Corpora: corpus equilibrium?

Jean Hudson (jhudson@cup.cam.ac.uk)
Thu, 9 Oct 1997 14:03:40 +0100

Whoah there Jem Clear...

I'm not suggesting for a moment that balancing corpora on the basis of word
frequency in texts is the way to God's truth about language. I agree with
the sea analogy - to the extent that, yes, it's a bucketful here, a
bucketful there, and measuring the magnesium content tells me nothing about
the depth to the sea bottom or what life forms are supported there. But you
have to agree that taking odd bucketfuls from different parts of the globe
on the basis of known facts about local conditions makes laboratory
investigations a squidge more informative than they would be if they were
based on what could be pumped through a direct pipeline in the Thames estuary.
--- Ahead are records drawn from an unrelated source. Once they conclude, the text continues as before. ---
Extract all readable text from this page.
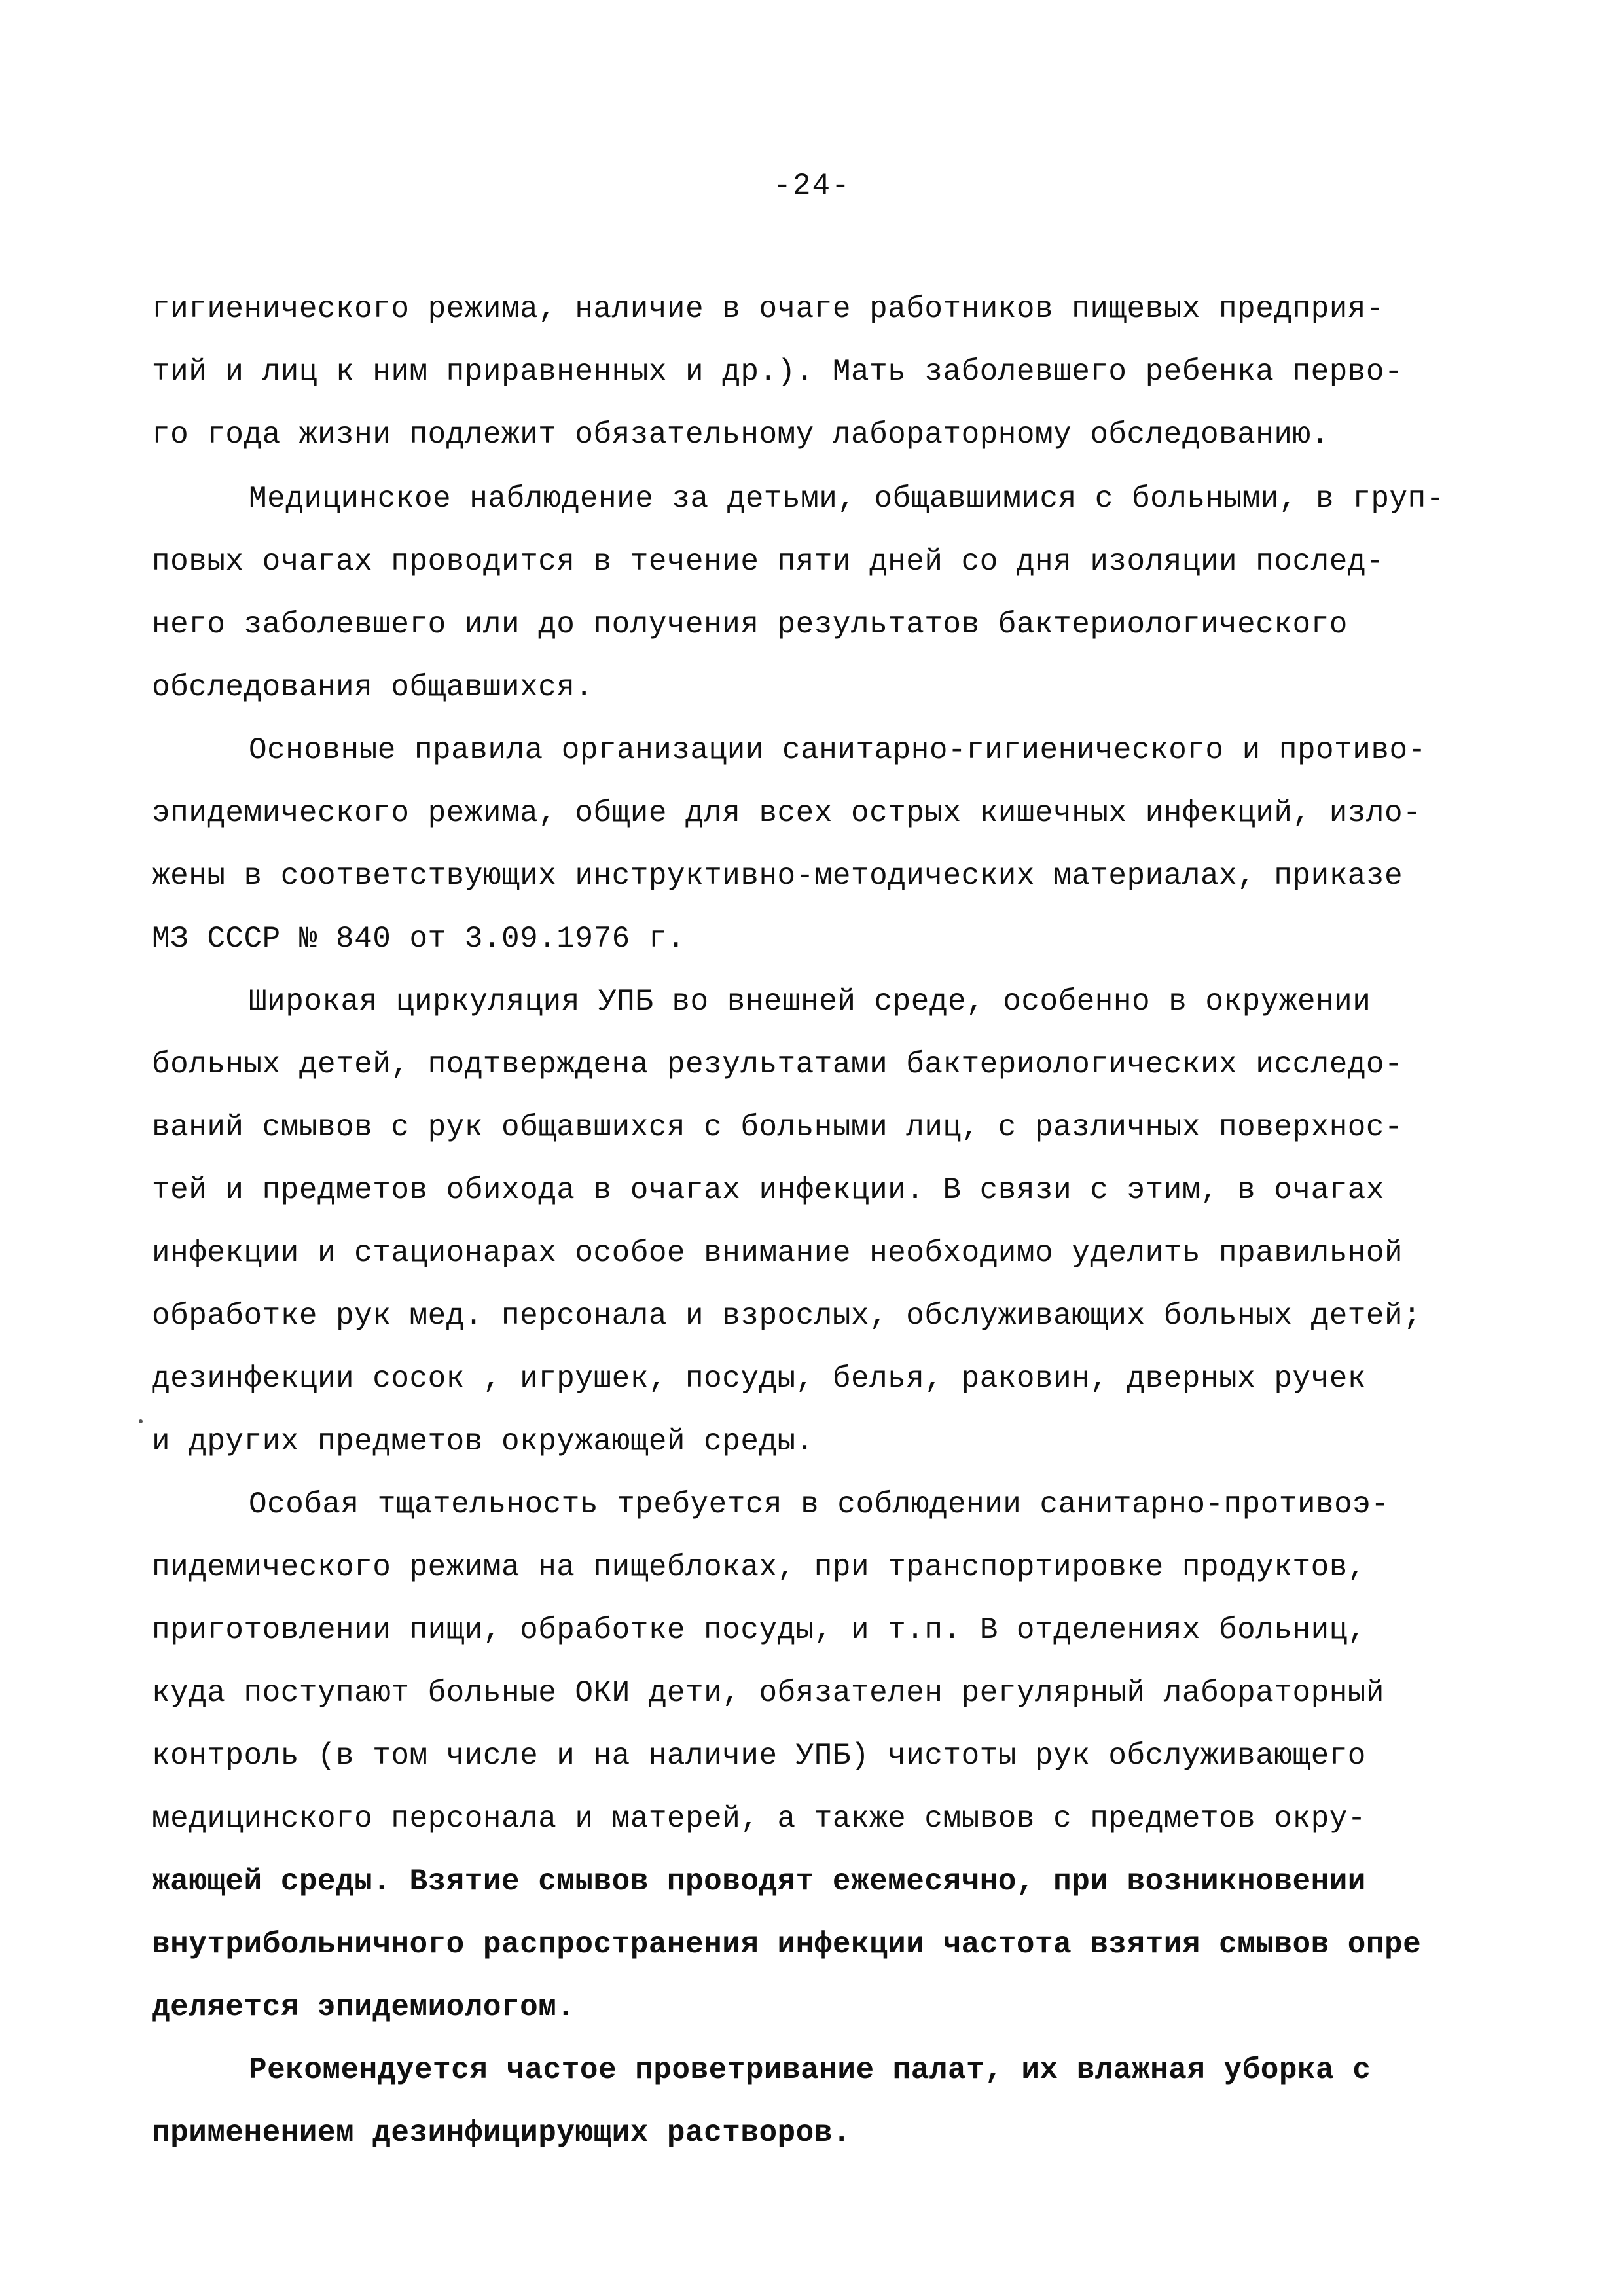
-24-
гигиенического режима, наличие в очаге работников пищевых предприя-
тий и лиц к ним приравненных и др.). Мать заболевшего ребенка перво-
го года жизни подлежит обязательному лабораторному обследованию.
Медицинское наблюдение за детьми, общавшимися с больными, в груп-
повых очагах проводится в течение пяти дней со дня изоляции послед-
него заболевшего или до получения результатов бактериологического
обследования общавшихся.
Основные правила организации санитарно-гигиенического и противо-
эпидемического режима, общие для всех острых кишечных инфекций, изло-
жены в соответствующих инструктивно-методических материалах, приказе
МЗ СССР № 840 от 3.09.1976 г.
Широкая циркуляция УПБ во внешней среде, особенно в окружении
больных детей, подтверждена результатами бактериологических исследо-
ваний смывов с рук общавшихся с больными лиц, с различных поверхнос-
тей и предметов обихода в очагах инфекции. В связи с этим, в очагах
инфекции и стационарах особое внимание необходимо уделить правильной
обработке рук мед. персонала и взрослых, обслуживающих больных детей;
дезинфекции сосок , игрушек, посуды, белья, раковин, дверных ручек
и других предметов окружающей среды.
Особая тщательность требуется в соблюдении санитарно-противоэ-
пидемического режима на пищеблоках, при транспортировке продуктов,
приготовлении пищи, обработке посуды, и т.п. В отделениях больниц,
куда поступают больные ОКИ дети, обязателен регулярный лабораторный
контроль (в том числе и на наличие УПБ) чистоты рук обслуживающего
медицинского персонала и матерей, а также смывов с предметов окру-
жающей среды. Взятие смывов проводят ежемесячно, при возникновении
внутрибольничного распространения инфекции частота взятия смывов опре
деляется эпидемиологом.
Рекомендуется частое проветривание палат, их влажная уборка с
применением дезинфицирующих растворов.
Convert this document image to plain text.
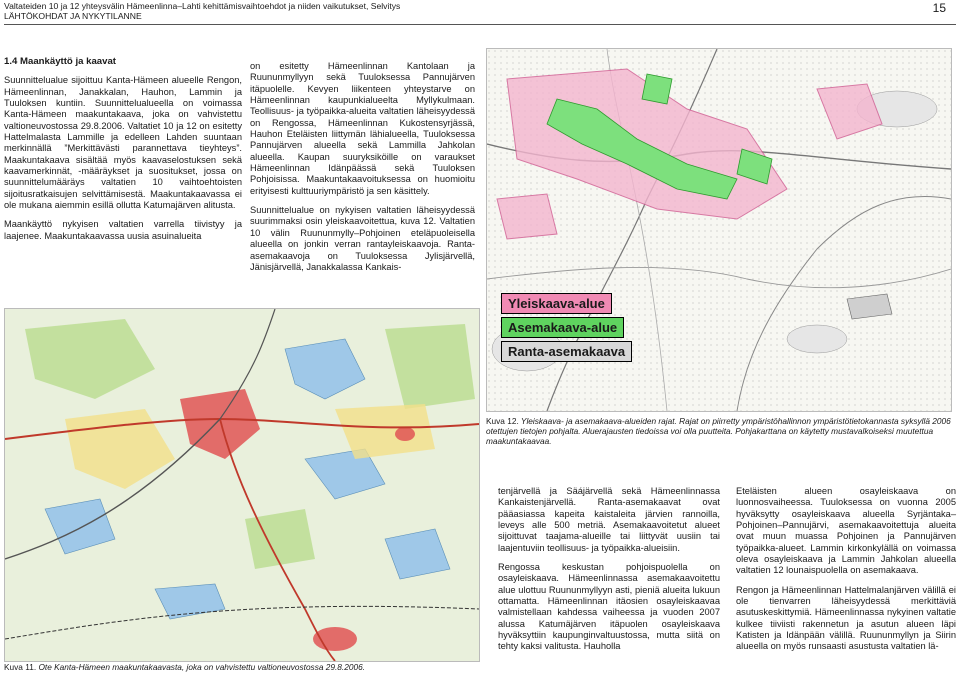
Valtateiden 10 ja 12 yhteysvälin Hämeenlinna–Lahti kehittämisvaihtoehdot ja niiden vaikutukset, Selvitys
LÄHTÖKOHDAT JA NYKYTILANNE
15
1.4 Maankäyttö ja kaavat

Suunnittelualue sijoittuu Kanta-Hämeen alueelle Rengon, Hämeenlinnan, Janakkalan, Hauhon, Lammin ja Tuuloksen kuntiin. Suunnittelualueella on voimassa Kanta-Hämeen maakuntakaava, joka on vahvistettu valtioneuvostossa 29.8.2006. Valtatiet 10 ja 12 on esitetty Hattelmalasta Lammille ja edelleen Lahden suuntaan merkinnällä ”Merkittävästi parannettava tieyhteys”. Maakuntakaava sisältää myös kaavaselostuksen sekä kaavamerkinnät, -määräykset ja suositukset, jossa on suunnittelumääräys valtatien 10 vaihtoehtoisten sijoitusratkaisujen selvittämisestä. Maakuntakaavassa ei ole mukana aiemmin esillä ollutta Katumajärven alitusta.

Maankäyttö nykyisen valtatien varrella tiivistyy ja laajenee. Maakuntakaavassa uusia asuinalueita

on esitetty Hämeenlinnan Kantolaan ja Ruununmyllyyn sekä Tuuloksessa Pannujärven itäpuolelle. Kevyen liikenteen yhteystarve on Hämeenlinnan kaupunkialueelta Myllykulmaan. Teollisuus- ja työpaikka-alueita valtatien läheisyydessä on Rengossa, Hämeenlinnan Kukostensyrjässä, Hauhon Eteläisten liittymän lähialueella, Tuuloksessa Pannujärven alueella sekä Lammilla Jahkolan alueella. Kaupan suuryksiköille on varaukset Hämeenlinnan Idänpäässä sekä Tuuloksen Pohjoisissa. Maakuntakaavoituksessa on huomioitu erityisesti kulttuuriympäristö ja sen käsittely.

Suunnittelualue on nykyisen valtatien läheisyydessä suurimmaksi osin yleiskaavoitettua, kuva 12. Valtatien 10 välin Ruununmylly–Pohjoinen eteläpuoleisella alueella on jonkin verran rantayleiskaavoja. Ranta-asemakaavoja on Tuuloksessa Jylisjärvellä, Jänisjärvellä, Janakkalassa Kankais-

Yleiskaava-alue
Asemakaava-alue
Ranta-asemakaava
Kuva 12. Yleiskaava- ja asemakaava-alueiden rajat. Rajat on piirretty ympäristöhallinnon ympäristötietokannasta syksyllä 2006 otettujen tietojen pohjalta. Aluerajausten tiedoissa voi olla puutteita. Pohjakarttana on käytetty mustavalkoiseksi muutettua maakuntakaavaa.
Kuva 11. Ote Kanta-Hämeen maakuntakaavasta, joka on vahvistettu valtioneuvostossa 29.8.2006.

tenjärvellä ja Säájärvellä sekä Hämeenlinnassa Kankaistenjärvellä. Ranta-asemakaavat ovat pääasiassa kapeita kaistaleita järvien rannoilla, leveys alle 500 metriä. Asemakaavoitetut alueet sijoittuvat taajama-alueille tai liittyvät uusiin tai laajentuviin teollisuus- ja työpaikka-alueisiin.

Rengossa keskustan pohjoispuolella on osayleiskaava. Hämeenlinnassa asemakaavoitettu alue ulottuu Ruununmyllyyn asti, pieniä alueita lukuun ottamatta. Hämeenlinnan itäosien osayleiskaavaa valmistellaan kahdessa vaiheessa ja vuoden 2007 alussa Katumäjärven itäpuolen osayleiskaava hyväksyttiin kaupunginvaltuustossa, mutta siitä on tehty kaksi valitusta. Hauholla

Eteläisten alueen osayleiskaava on luonnosvaiheessa. Tuuloksessa on vuonna 2005 hyväksytty osayleiskaava alueella Syrjäntaka–Pohjoinen–Pannujärvi, asemakaavoitettuja alueita ovat muun muassa Pohjoinen ja Pannujärven työpaikka-alueet. Lammin kirkonkylällä on voimassa oleva osayleiskaava ja Lammin Jahkolan alueella valtatien 12 lounaispuolella on asemakaava.

Rengon ja Hämeenlinnan Hattelmalanjärven välillä ei ole tienvarren läheisyydessä merkittäviä asutuskeskittymiä. Hämeenlinnassa nykyinen valtatie kulkee tiiviisti rakennetun ja asutun alueen läpi Katisten ja Idänpään välillä. Ruununmyllyn ja Siirin alueella on myös runsaasti asustusta valtatien lä-
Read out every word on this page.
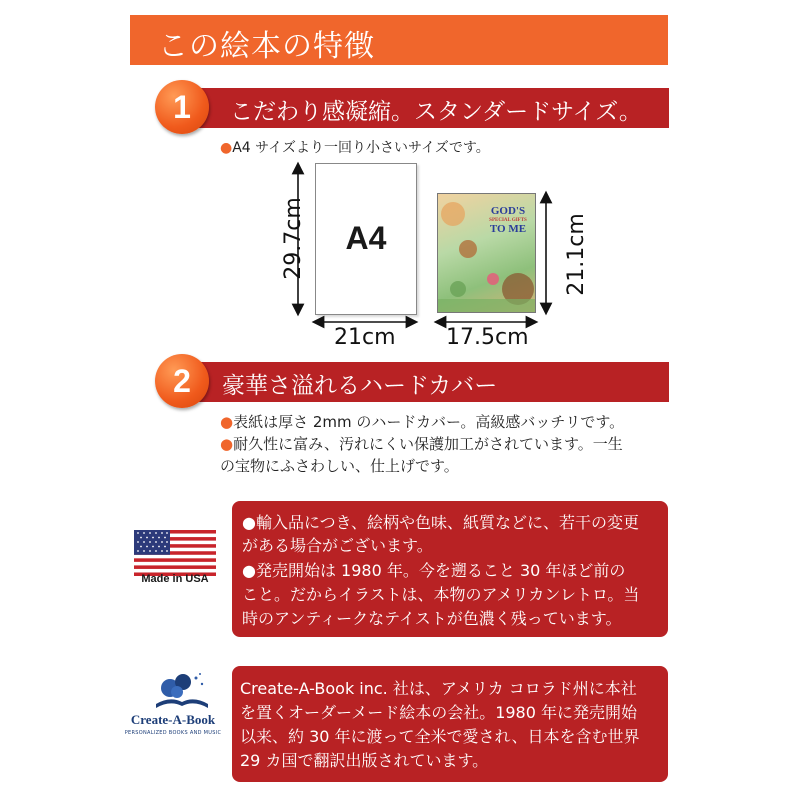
この絵本の特徴
1	こだわり感凝縮。スタンダードサイズ。
●A4 サイズより一回り小さいサイズです。
A4
29.7cm
21cm
21.1cm
17.5cm
GOD'S
SPECIAL GIFTS
TO ME
2	豪華さ溢れるハードカバー
●表紙は厚さ 2mm のハードカバー。高級感バッチリです。
●耐久性に富み、汚れにくい保護加工がされています。一生
の宝物にふさわしい、仕上げです。
Made in USA
●輸入品につき、絵柄や色味、紙質などに、若干の変更
がある場合がございます。
●発売開始は 1980 年。今を遡ること 30 年ほど前の
こと。だからイラストは、本物のアメリカンレトロ。当
時のアンティークなテイストが色濃く残っています。
Create-A-Book
PERSONALIZED BOOKS AND MUSIC
Create-A-Book inc. 社は、アメリカ コロラド州に本社
を置くオーダーメード絵本の会社。1980 年に発売開始
以来、約 30 年に渡って全米で愛され、日本を含む世界
29 カ国で翻訳出版されています。
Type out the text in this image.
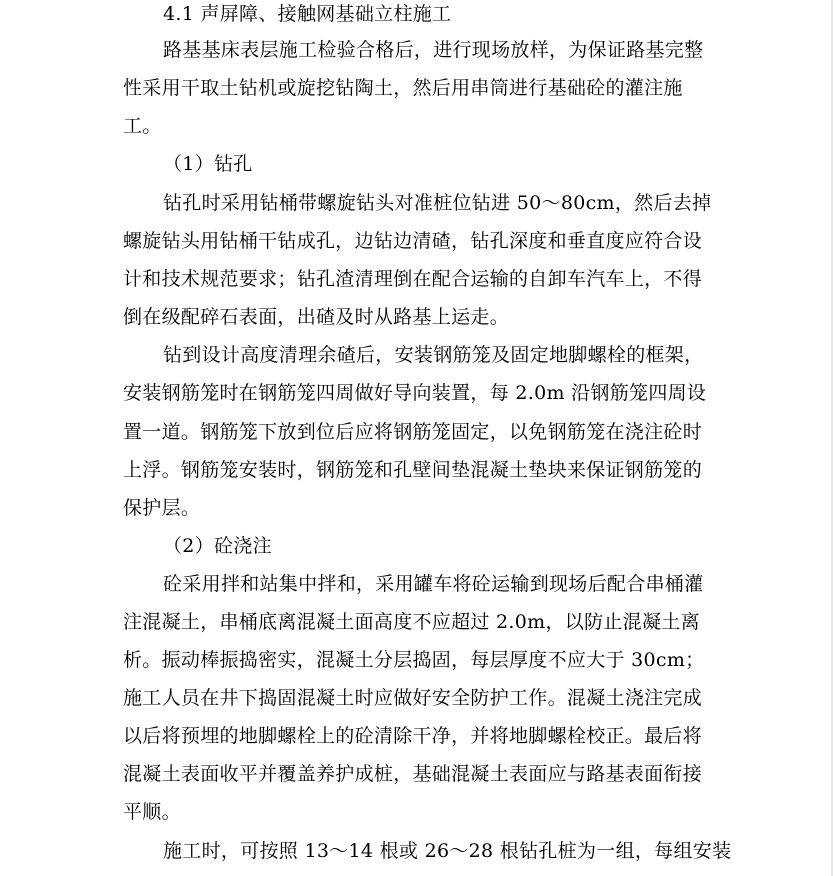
4.1 声屏障、接触网基础立柱施工
路基基床表层施工检验合格后，进行现场放样，为保证路基完整
性采用干取土钻机或旋挖钻陶土，然后用串筒进行基础砼的灌注施
工。
（1）钻孔
钻孔时采用钻桶带螺旋钻头对准桩位钻进 50～80cm，然后去掉
螺旋钻头用钻桶干钻成孔，边钻边清碴，钻孔深度和垂直度应符合设
计和技术规范要求；钻孔渣清理倒在配合运输的自卸车汽车上，不得
倒在级配碎石表面，出碴及时从路基上运走。
钻到设计高度清理余碴后，安装钢筋笼及固定地脚螺栓的框架，
安装钢筋笼时在钢筋笼四周做好导向装置，每 2.0m 沿钢筋笼四周设
置一道。钢筋笼下放到位后应将钢筋笼固定，以免钢筋笼在浇注砼时
上浮。钢筋笼安装时，钢筋笼和孔壁间垫混凝土垫块来保证钢筋笼的
保护层。
（2）砼浇注
砼采用拌和站集中拌和，采用罐车将砼运输到现场后配合串桶灌
注混凝土，串桶底离混凝土面高度不应超过 2.0m，以防止混凝土离
析。振动棒振捣密实，混凝土分层捣固，每层厚度不应大于 30cm；
施工人员在井下捣固混凝土时应做好安全防护工作。混凝土浇注完成
以后将预埋的地脚螺栓上的砼清除干净，并将地脚螺栓校正。最后将
混凝土表面收平并覆盖养护成桩，基础混凝土表面应与路基表面衔接
平顺。
施工时，可按照 13～14 根或 26～28 根钻孔桩为一组，每组安装
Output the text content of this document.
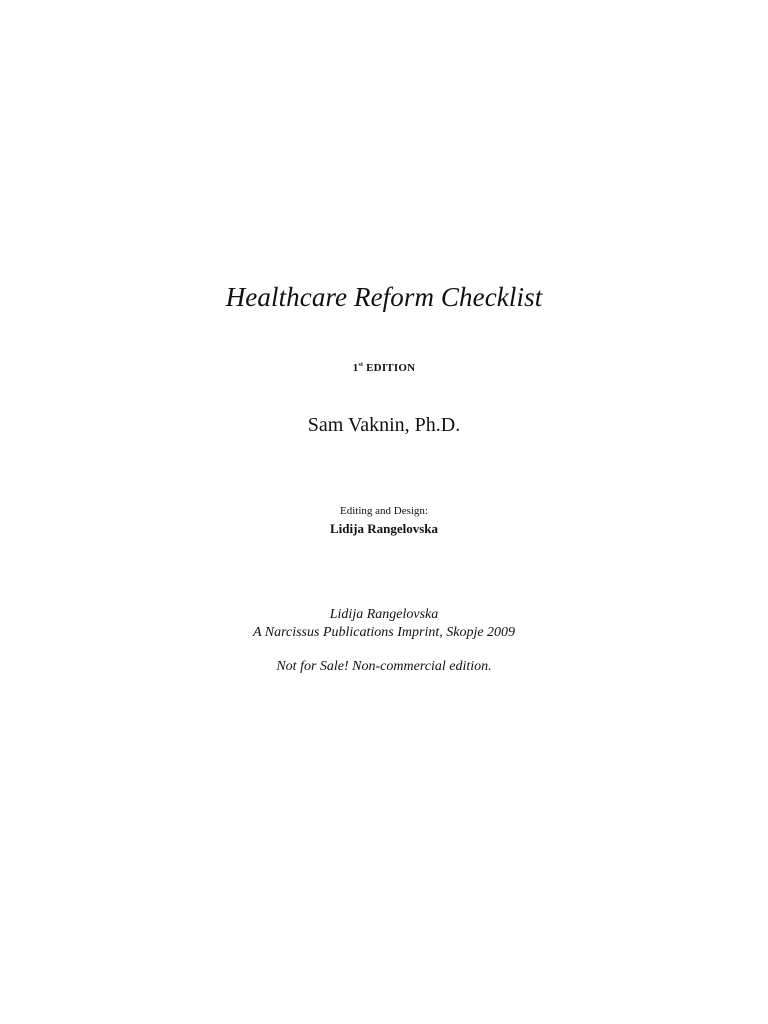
Healthcare Reform Checklist
1st EDITION
Sam Vaknin, Ph.D.
Editing and Design:
Lidija Rangelovska
Lidija Rangelovska
A Narcissus Publications Imprint, Skopje 2009
Not for Sale! Non-commercial edition.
One alternative, of course, is to admit defeat and go read a good book -
only to discover that there are more things in language than were dreamed of
in any philosophy.

Another is to treat your corpus as a tool - no more, no less. If you're
wanting to drive in a nail, you use a hammer, and for a screw, a screwdriver
(I like analogies, too). Some (like my colleague, on whose behalf I posted
the query) use corpora to study the vocabulary of the language. To them, a
balanced corpus is one which has texts that contain 'a bit of everything' in
the way of vocabulary. Some (like me) are interested in the effects of
different interpersonal relationships on form/meaning choices in discourse.
For me a balanced corpus is 'a bit of everyone'.

But seriously, I think there's been a slight mis-communication here,
probably caused by my use of that ever so loaded word 'balance'. In the BNC
debate I, too, would have sided with John and Willem - and yourself. It is
true that all too many corpus users carry out their work in an aura of
religious fervour, where The Corpus is The Bible. Of course it's not - it's
a pair of specs that might help you read a bit more clearly.

But enough's enough - I think I'll toddle off and get me another thimbleful...

Jean